Manipulation of Gilbert damping in ultrathin half-metallic Co2FeAl1+x by composition-deficiency-compensation

Abstract

Gilbert damping is of crucial importance for spintronic devices due to its practical effect on the response time and energy consumption. Lower damping would enable more energy-efficient excitations and, thus, less current is needed. The Gilbert damping constant of the Co2FeAl film, a half-metal material important for spintronics with its 100% spin polarization at the Fermi level, has shown an abnormal increase at the thin film limit due to the inter-diffusion of Al atoms. Here, we report that the Gilbert damping of ultra-thin Co2FeAl1+x films of nanometer thicknesses can be effectively tuned by delicately controlling the stoichiometric ratio during the growth. Gilbert damping has been found to be the lowest of 0.065 in Co2FeAl1+0.1, which is deduced by ∼50% compared to that in Co2FeAl.
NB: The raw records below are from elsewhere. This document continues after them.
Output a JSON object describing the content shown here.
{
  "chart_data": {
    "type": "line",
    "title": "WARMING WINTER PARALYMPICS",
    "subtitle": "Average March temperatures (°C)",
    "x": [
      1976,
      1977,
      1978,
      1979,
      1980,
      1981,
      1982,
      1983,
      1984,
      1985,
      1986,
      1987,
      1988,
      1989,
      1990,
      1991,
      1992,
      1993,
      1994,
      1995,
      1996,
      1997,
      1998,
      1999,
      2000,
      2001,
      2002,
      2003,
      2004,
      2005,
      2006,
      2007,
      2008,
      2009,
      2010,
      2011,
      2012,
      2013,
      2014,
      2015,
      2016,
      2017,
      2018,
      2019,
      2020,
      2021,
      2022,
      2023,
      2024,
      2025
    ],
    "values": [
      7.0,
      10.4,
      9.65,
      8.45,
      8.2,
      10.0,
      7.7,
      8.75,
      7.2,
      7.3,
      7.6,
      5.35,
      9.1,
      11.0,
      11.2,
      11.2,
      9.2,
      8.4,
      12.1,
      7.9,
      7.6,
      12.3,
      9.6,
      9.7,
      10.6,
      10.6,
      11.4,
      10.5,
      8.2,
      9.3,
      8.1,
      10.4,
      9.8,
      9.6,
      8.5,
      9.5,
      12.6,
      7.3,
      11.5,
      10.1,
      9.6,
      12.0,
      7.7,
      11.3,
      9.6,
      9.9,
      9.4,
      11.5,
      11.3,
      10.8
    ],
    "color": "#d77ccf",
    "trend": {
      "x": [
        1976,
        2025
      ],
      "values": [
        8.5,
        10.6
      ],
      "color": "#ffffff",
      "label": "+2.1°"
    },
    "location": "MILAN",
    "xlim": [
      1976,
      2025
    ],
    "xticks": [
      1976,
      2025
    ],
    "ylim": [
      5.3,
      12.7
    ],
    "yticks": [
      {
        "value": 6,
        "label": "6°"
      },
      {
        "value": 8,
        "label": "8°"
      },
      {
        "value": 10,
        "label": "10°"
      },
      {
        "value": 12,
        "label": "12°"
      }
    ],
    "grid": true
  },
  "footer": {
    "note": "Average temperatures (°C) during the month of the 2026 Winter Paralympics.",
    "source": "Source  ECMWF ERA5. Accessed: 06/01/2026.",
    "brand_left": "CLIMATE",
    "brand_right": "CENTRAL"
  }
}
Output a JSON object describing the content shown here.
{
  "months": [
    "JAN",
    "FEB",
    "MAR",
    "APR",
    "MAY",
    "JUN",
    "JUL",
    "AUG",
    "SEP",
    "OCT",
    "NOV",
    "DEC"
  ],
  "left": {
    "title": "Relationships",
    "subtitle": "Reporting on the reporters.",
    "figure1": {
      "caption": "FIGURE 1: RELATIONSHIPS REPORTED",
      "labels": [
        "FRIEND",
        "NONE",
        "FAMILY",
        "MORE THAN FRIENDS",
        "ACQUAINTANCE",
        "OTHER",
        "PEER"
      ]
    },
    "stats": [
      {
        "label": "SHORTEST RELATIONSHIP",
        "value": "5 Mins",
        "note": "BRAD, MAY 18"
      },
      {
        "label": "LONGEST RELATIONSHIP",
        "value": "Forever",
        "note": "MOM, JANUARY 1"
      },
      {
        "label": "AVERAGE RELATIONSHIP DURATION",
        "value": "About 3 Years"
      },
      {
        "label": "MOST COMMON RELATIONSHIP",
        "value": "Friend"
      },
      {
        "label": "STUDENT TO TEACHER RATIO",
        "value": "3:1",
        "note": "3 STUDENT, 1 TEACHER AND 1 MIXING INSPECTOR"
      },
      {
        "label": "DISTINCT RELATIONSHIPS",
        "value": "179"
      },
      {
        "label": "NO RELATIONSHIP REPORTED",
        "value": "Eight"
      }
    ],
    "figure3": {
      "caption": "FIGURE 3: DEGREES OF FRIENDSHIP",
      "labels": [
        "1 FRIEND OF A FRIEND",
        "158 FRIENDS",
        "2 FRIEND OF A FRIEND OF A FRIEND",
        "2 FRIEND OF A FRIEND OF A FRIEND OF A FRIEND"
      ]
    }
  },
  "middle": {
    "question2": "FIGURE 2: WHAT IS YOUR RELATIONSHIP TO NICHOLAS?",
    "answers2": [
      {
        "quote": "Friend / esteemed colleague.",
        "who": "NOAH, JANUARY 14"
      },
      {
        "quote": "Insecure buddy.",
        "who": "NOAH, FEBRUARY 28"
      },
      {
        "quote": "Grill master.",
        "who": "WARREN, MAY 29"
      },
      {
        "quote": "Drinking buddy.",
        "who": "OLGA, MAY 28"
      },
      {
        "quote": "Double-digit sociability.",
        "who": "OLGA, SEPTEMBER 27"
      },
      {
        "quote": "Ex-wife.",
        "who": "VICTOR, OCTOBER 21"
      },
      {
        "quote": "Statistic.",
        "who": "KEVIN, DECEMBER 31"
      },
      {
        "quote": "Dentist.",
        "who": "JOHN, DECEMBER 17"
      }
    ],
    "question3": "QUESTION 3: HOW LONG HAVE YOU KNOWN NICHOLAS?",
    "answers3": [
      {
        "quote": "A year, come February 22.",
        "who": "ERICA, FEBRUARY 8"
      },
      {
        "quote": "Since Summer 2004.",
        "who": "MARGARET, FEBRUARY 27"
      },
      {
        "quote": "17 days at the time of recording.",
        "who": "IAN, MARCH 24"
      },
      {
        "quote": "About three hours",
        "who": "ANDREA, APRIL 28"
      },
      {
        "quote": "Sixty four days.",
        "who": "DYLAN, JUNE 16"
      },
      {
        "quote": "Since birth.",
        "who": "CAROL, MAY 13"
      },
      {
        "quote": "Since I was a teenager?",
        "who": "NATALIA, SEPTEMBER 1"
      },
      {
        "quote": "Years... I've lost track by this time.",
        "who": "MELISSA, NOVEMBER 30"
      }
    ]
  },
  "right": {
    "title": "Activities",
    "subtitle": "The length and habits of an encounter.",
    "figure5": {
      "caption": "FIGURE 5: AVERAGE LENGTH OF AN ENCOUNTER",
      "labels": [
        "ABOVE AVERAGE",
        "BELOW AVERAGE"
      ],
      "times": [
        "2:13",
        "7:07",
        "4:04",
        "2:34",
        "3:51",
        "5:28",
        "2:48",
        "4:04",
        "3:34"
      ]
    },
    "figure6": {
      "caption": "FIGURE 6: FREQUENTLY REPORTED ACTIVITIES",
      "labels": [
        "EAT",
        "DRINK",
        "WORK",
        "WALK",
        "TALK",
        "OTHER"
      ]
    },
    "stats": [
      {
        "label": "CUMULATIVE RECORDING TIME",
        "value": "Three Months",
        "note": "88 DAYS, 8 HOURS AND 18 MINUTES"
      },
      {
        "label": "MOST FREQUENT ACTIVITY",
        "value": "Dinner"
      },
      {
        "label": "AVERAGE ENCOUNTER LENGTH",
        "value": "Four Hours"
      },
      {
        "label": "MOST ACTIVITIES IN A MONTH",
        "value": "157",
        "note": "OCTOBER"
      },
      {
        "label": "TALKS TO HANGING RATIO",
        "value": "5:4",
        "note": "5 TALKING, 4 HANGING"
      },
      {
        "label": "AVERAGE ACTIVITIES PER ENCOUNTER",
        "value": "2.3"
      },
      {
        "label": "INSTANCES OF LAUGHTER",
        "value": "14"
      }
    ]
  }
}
We have further found that the damping constant of the ultra-thin Co2FeAl1+0.1 film is restored to the value of 0.062 of the nominal stoichiometric Co2FeAl by compensating the Al composition deficiency, as supported by 10.37% of composition change from scanning transmission electron microscopy with energy-dispersive-spectroscopy. This work offers a unique path to manipulate the Gilbert damping constant in ultra-thin Co2FeAl films by Al concentration control.